C-Compiler generation from LISA Processor Models


The progress in microprocessor technology has boosted the performance of general purpose desktop processors and embedded processors alike. This has two notable effects:

  1. Embedded processors are now with enough good performance to execute complex software.
  2. Customers now expect the features, programmable devices offer.

The increased complexity of the software is directly reflected in increased software development times and higher error rates. This effect is worsened by programming these processors at a very low abstraction level in assembly languages. Increasing the abstraction level of the programming level, for example by using a C compiler, is therefore desirable. However, development of a C compiler for an embedded processor is a time consuming task.


The LISA language, developed at RWTH-Aachen University from Synopsys, can be used to create a description of a microprocessor. This description can then serve as a golden model. This means that changes to the architechture need only be reflected in the LISA description. Other components like the HDL description, the software tools like the assembler and linker and a simulator for early software development are then automatically generated by the Processor Designer toolsuite from Synopsys.

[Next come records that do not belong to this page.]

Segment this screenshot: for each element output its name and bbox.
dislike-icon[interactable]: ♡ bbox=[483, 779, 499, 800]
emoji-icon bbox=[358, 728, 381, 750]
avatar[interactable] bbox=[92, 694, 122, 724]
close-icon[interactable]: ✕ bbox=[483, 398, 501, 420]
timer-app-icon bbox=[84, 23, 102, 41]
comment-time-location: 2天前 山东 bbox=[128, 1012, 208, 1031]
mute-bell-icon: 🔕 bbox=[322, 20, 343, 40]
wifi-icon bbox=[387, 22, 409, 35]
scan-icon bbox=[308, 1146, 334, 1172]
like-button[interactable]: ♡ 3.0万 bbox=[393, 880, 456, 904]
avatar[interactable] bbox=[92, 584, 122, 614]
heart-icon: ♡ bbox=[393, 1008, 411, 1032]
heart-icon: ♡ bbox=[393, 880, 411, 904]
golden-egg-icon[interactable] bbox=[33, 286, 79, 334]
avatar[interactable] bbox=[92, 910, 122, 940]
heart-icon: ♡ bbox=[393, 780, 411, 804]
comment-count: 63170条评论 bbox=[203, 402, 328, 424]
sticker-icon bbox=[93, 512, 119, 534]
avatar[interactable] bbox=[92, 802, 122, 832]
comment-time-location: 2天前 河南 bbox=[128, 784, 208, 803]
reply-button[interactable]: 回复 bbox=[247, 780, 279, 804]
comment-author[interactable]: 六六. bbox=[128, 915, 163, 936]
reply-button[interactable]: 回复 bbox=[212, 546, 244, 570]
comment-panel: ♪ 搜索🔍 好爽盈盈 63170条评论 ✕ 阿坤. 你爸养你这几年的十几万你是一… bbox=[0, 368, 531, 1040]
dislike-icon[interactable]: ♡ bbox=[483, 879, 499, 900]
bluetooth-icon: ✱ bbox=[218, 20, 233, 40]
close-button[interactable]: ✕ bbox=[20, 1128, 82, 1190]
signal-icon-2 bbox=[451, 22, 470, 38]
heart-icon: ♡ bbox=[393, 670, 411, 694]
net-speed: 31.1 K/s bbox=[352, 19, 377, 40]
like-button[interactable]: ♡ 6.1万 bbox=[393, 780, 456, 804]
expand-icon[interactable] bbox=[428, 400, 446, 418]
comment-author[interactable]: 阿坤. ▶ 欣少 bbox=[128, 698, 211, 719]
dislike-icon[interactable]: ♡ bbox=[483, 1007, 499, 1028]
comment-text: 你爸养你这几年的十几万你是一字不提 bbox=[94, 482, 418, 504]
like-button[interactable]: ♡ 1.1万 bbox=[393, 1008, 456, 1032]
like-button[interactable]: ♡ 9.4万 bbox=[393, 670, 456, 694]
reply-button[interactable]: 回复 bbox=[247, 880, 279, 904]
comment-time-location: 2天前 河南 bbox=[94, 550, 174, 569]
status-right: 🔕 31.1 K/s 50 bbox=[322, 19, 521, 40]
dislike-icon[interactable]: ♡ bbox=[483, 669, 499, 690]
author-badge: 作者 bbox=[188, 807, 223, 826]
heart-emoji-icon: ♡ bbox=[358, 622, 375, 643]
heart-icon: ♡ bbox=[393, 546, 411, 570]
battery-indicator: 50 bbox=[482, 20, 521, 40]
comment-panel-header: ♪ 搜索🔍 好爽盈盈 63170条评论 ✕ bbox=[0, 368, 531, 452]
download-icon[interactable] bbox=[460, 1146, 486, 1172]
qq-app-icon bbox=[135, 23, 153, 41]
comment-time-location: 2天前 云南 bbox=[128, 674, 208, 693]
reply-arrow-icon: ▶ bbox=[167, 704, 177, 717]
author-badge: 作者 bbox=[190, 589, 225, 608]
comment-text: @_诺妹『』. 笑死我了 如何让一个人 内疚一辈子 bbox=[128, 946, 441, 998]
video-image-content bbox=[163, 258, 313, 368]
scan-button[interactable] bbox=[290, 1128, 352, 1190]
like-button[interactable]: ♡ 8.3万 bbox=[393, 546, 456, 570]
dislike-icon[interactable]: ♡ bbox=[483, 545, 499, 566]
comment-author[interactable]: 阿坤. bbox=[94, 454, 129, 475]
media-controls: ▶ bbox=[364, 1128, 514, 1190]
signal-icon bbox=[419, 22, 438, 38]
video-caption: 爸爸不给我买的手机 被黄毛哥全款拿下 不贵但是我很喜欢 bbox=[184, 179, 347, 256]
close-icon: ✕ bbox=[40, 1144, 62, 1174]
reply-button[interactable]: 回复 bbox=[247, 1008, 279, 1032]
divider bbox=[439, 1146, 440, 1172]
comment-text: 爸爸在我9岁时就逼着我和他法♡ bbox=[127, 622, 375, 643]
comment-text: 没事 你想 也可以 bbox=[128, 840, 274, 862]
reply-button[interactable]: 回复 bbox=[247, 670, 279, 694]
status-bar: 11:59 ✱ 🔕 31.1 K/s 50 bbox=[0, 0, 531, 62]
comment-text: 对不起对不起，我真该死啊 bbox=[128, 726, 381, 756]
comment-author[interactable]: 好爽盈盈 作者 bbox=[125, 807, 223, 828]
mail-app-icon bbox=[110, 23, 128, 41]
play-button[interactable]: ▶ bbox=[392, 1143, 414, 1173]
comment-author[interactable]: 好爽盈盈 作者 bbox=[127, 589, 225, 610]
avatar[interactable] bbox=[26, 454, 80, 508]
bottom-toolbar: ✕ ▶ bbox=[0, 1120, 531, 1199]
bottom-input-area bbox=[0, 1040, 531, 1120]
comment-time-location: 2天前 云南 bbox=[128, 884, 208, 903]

The scope of this project is to add generation of a C compiler to the Processor Designer suite's capabilities. The main objectives are:

  1. Inclusion of C compilers in the processor architecture exploration loop
  2. Automatic generation of C compilers from LISA description


Project details

To generate a C compiler, Processor Designer utilizes the CoSy compiler development system from ACE. A brige has been created that connects the CoSy system to Processor Designer. It consists of two parts:

The first part is an automatic extraction of compiler-relevant features from the LISA description. The model is analyzed and details like the available registers, instructions and the calling conventions are automatically added to the compiler.

The second part is a graphical user interface which allows fine-tuning the compiler settings. This interface is tightly coupled to Processor Designer and allows the developer to fine tune the compiler's behaviour based on his expert knowledge of the architecture. At this level, several optimizations can also be added for different processor features like zero overhead loops.


The result of those two steps is a processor description which serves as input for the CoSy framework, to generate the final C compiler.